Membrane-anchored and tumor-targeted IL-12 (attIL12)-T cells induced cancer-associated fibroblast (CAF) death and extracellular matrix destruction. (A) Flow cytometry analysis of cleaved caspase 3 expression in CAFs from control T-cell or attIL12-T cell-treated OS1 tumors, n=3. (B–F) CAFs were isolated from OS1, OS2, and OS33 tumors and cultured as described in the Materials and methods section.

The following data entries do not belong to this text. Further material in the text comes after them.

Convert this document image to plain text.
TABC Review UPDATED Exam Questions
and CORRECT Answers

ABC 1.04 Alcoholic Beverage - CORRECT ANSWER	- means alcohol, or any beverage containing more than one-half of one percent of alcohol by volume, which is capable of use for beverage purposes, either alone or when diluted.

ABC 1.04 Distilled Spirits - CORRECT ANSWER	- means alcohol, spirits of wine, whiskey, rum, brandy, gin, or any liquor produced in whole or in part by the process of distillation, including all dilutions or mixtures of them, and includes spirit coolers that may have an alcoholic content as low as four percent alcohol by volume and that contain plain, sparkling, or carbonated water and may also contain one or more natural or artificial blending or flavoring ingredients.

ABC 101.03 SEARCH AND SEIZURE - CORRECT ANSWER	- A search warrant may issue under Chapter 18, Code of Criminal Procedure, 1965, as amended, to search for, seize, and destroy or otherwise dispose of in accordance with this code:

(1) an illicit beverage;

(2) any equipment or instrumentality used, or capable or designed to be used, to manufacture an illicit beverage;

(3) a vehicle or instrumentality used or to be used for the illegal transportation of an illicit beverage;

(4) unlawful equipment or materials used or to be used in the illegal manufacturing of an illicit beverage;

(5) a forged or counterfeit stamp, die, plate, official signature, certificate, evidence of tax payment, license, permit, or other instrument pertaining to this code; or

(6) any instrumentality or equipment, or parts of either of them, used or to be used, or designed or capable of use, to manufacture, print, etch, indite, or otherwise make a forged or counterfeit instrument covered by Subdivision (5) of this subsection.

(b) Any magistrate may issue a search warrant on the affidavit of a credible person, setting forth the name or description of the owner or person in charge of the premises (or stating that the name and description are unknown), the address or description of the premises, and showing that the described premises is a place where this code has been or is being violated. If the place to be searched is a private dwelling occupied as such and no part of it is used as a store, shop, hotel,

CAFs were then cocultured with indicated T cells at a 1:3 ratio for 48 hours (n=3). (B) Dead CAFs determined by ghost dye staining and flow cytometry. (C) Apoptotic CAFs from OS1, OS2, and OS33 tumors determined via fluorescent staining of α-smooth muscle actin and caspase 3/7. (D) Pearson correlation analysis of CAF signature genes (FAP, ACTA2, THY1, and PDPN) and TGFB1 obtained from TCGA database. (E) Transforming growth factor beta (TGFβ) expression in OS1, OS2, and OS33 CAFs determined via flow cytometry. The graphs represent the percentages (individual value±SEM) of TGFβ⁺ or FAP⁺TGFβ⁺ CAFs. (F) Collagen gel contraction assay of control-T or attIL12-T-treated CAFs for 7 days. **p<0.01; ***p<0.001; ****p<0.0001.

Figure 6

Membrane-anchored and tumor-targeted IL-12 (attIL12)-T cell treatment upregulates FAS expression on the cell surface of cancer-associated fibroblasts (CAFs). (A–C) CAFs were cocultured with the indicated T cells (1:3 ratio) in OSD-conditioned medium (OSD CM) with or without the cell-surface vimentin (CSV)-blocking antibody 84–1 (10 µg/mL) for 48 hours (n=3). (A) FAS expression on OS1 and OS2 CAFs as determined by flow cytometry. Graphs show the percentages (mean±SEM) of FAS⁺ CAFs. (B) Violin plot showing the concentrations (mean±SEM) of interferon gamma (IFNγ) in supernatant as determined by ELISA. (C) Violin plot shows the transforming growth factor beta (TGFβ) level (mean±SEM) in supernatant as determined via ELISA. (D, E, F) CAFs were cocultured with T cells (1:3 ratio) in OSD CM with or without an IFNγ-blocking antibody (10 µg/mL) (n=3). (D) FAS expression on OS1 and OS2 CAFs as determined by flow cytometry. Graphs show the percentages (mean±SEM) of FAS⁺ CAFs. (E) Suspended T cells were removed from the coculture system after 48 hours. Immunoblots of FAS, cleaved caspase 3, total caspase 3, BcL-xL, cleaved PARP, α-SMA, and GAPDH in OS1 and OS2 CAFs are shown. (F) Caspase 3/7 expression on OS1 and OS2 CAFs as determined by flow cytometry. Graphs show the percentages (mean±SEM) of cas3/7⁺ CAFs. (G) Immunofluorescence staining and whole-slide staining of OS1 and OS33 tumor sections stained with fibroblast activation protein (FAP) (red), α-smooth muscle actin (αSMA) (yellow), Fas (green), and Hoechst (blue). Scale bar: 500 µm. **p<0.01; ***p<0.001; ****p<0.0001.